4. Why did you decide to grow the program? 

It was something that I was very, very interested in. Obviously, one always wants the discipline that you’re working in to grow rather than fail. At Bucknell, it was a situation where I was one of the first specialists brought in, and so it–for better or for worse–fell to me. Unless you really push for things like [the Film/Media Studies program], nothing just naturally falls out of the sky. We have to remember that when I first arrived, there was nothing; the library had only eight DVDs total. There was no Campus Theatre relationship; there was no Production Studio; in fact, there were no production facilities to speak of at all. There was a student group that used a small amount of equipment, but that’s really what drove my hire was the student enthusiasm. It was a matter of taking something that, in terms of filmmaking, was more or less a student club, and trying to implement that on a larger scale.

5. What do you hope to see/implement for the future of the program?

More permanent faculty and staff to directly support the program.

6. What are your main goals for your students?

All along, my goal is media literacy and media competency. We live in a world now that has moved way beyond text as a means of communication. Fifty years ago, if you wanted to make a meaningful contribution to society or culture, you were a writer.
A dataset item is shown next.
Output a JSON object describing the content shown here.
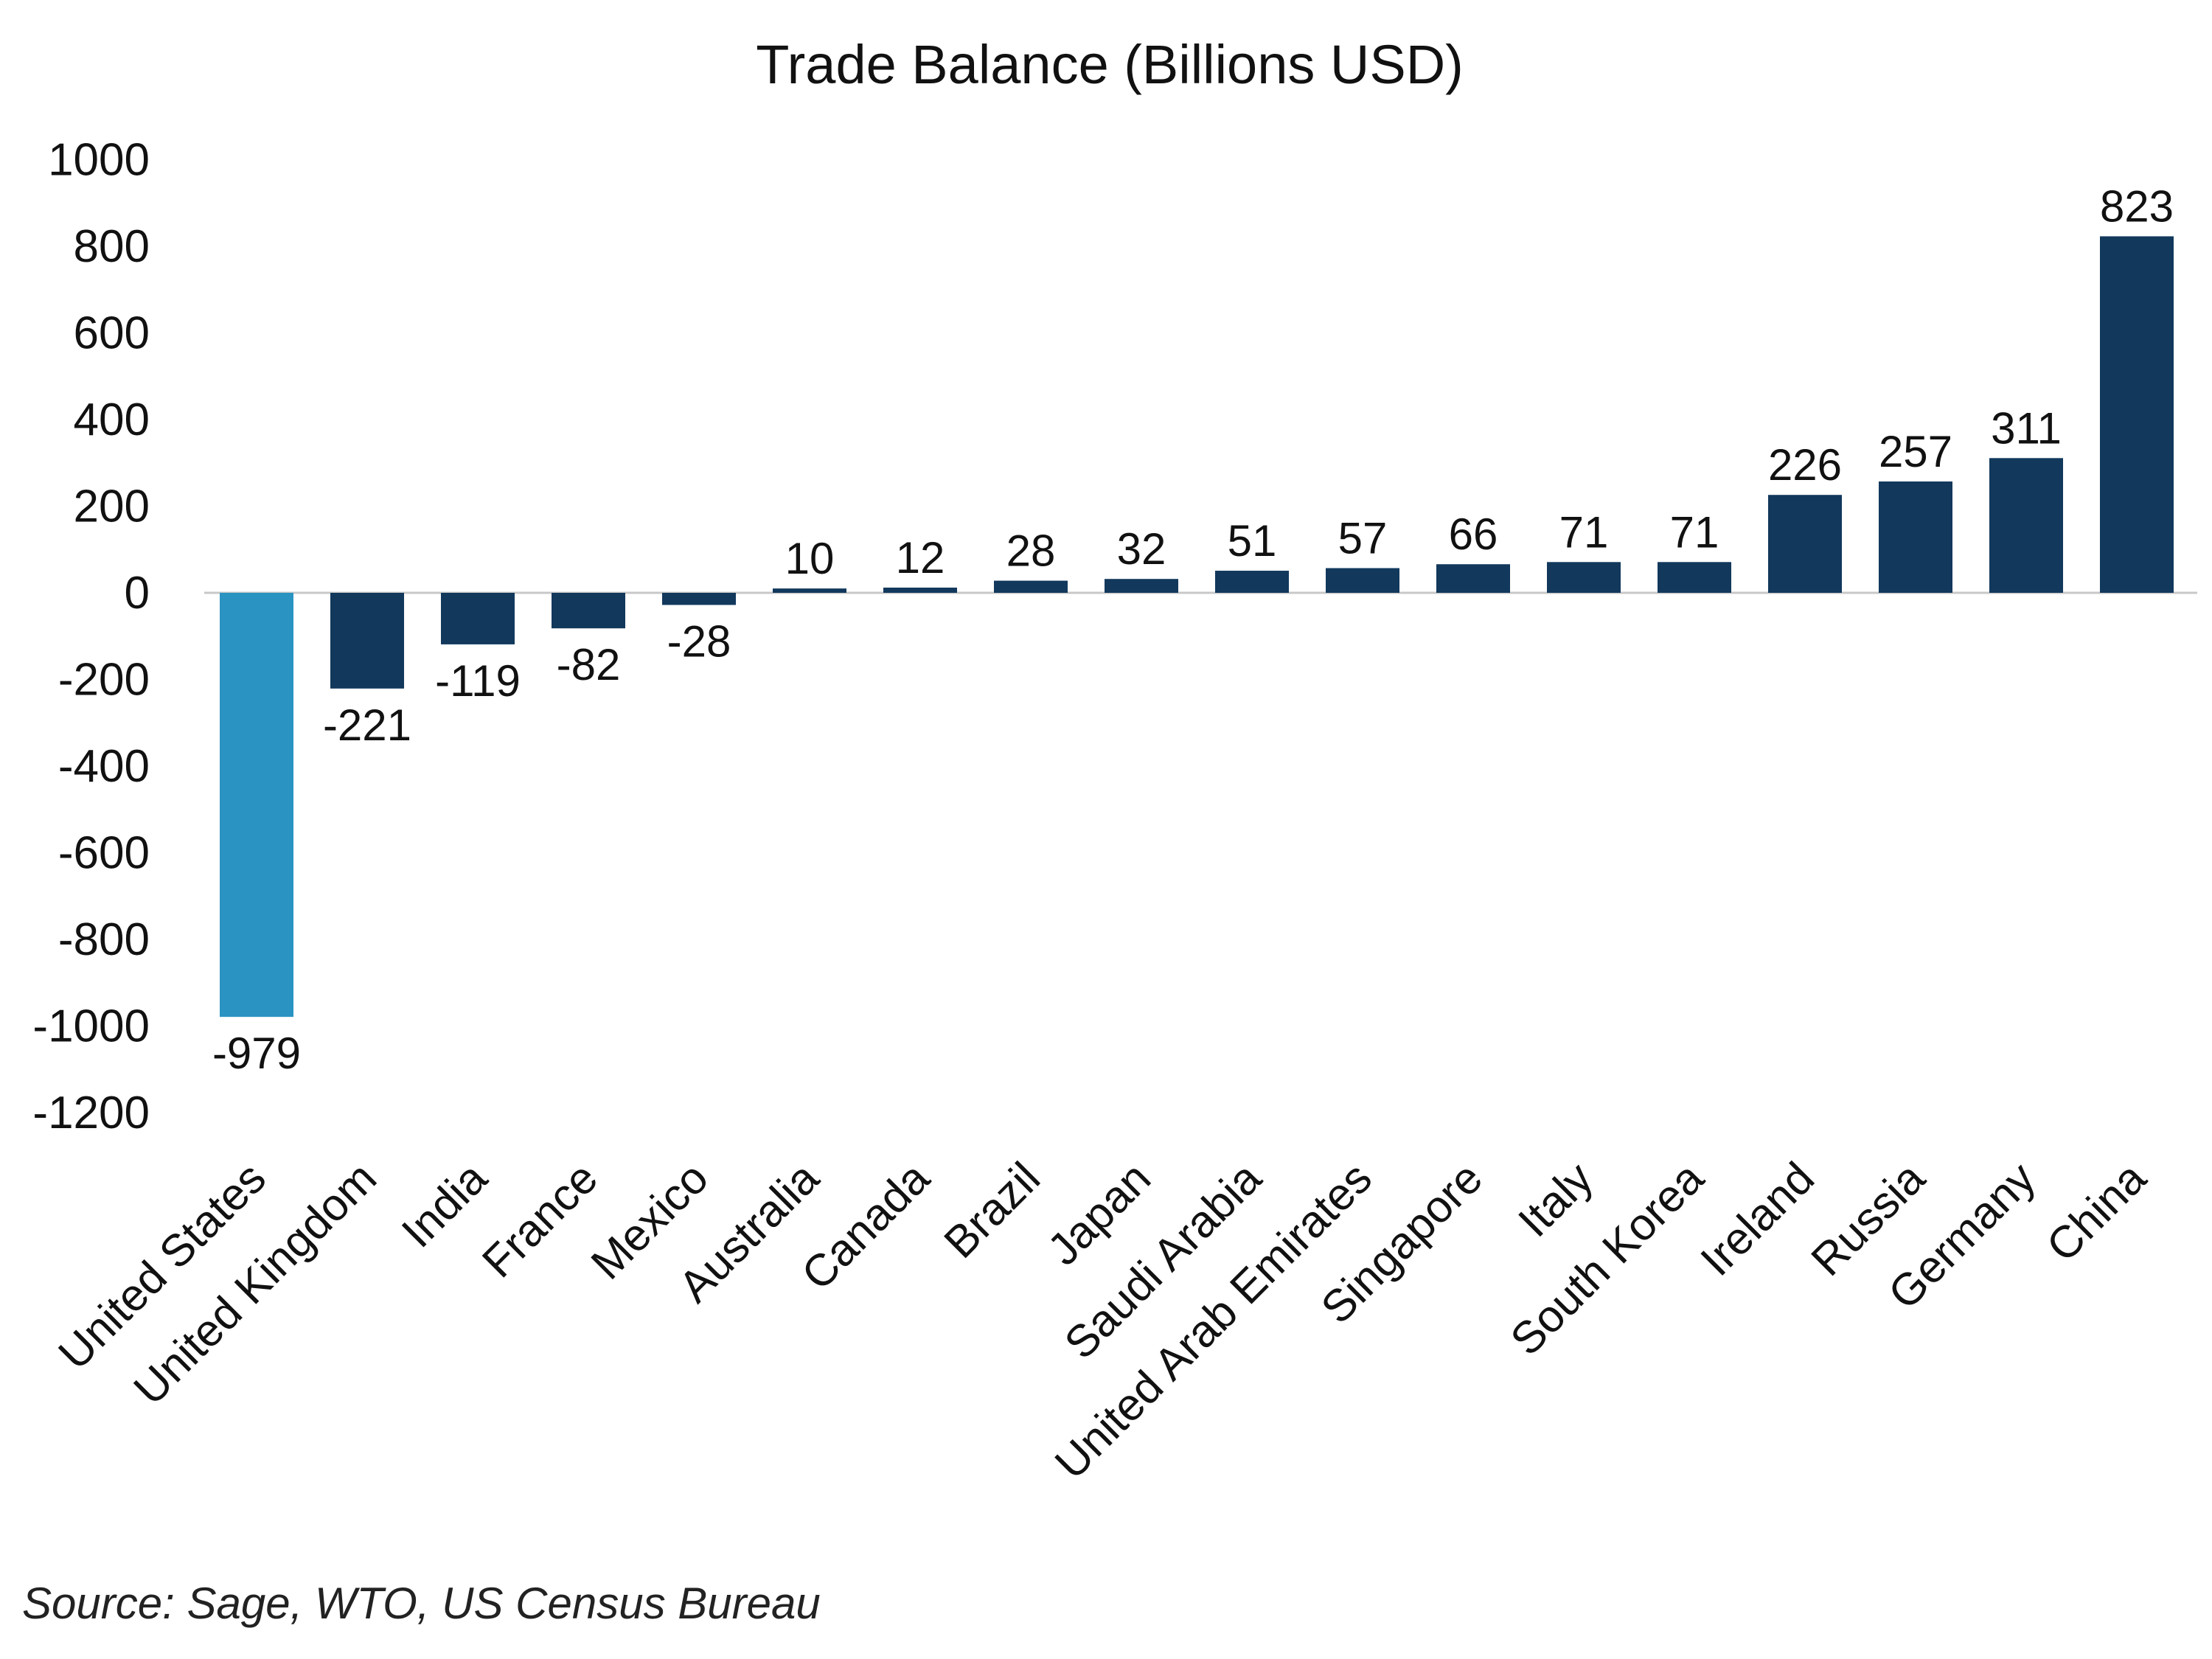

Today, I think that’s still true–writing is a key component–but to really participate in today’s society and culture, you have to not only know how to read images and media in a very sophisticated way, but it’s also important to be competent in producing images and media in a sophisticated way. That’s actually how we now talk to millions of people.

7. What do you like most about your job? What is your biggest challenge?

What I love most is that I more or less get to engage with something I’m deeply interested in every single day, which is awesome. Bucknell has been a tremendously supportive place, especially in terms of resources. I don’t want to create the impression that the University has been unsupportive or unresponsive. It just takes a long time to build things. There’s just no other place in the U.S. where you can watch films as part of your normal classroom experience, on 35 mm film, in an art deco movie palace. It’s amazing. The facilities we have in the studio are incredible. Realistically, most students will be taking a step backwards when they get into the real world in terms of the access to this equipment and software if they want to be filmmakers. That’s been a huge pleasure of my job is the resources and the support that we’ve had. The challenge is that everything’s always a moving target. We had no major, and then we had a concentration that a few people were interested in, then suddenly we have around 27 majors which is great. But that requires the re-deployment of all sorts of other resources: we need more faculty, we need more staff, etc. The moment that one thing is supported and grown, it creates all sorts of other fires that you have to put out elsewhere. It’s a great example of ‘be careful what you wish for.’ It’s always a challenge. My ultimate hope is to pass the baton so that other folks can run with [this program] and grow it even beyond what I’ve imagined.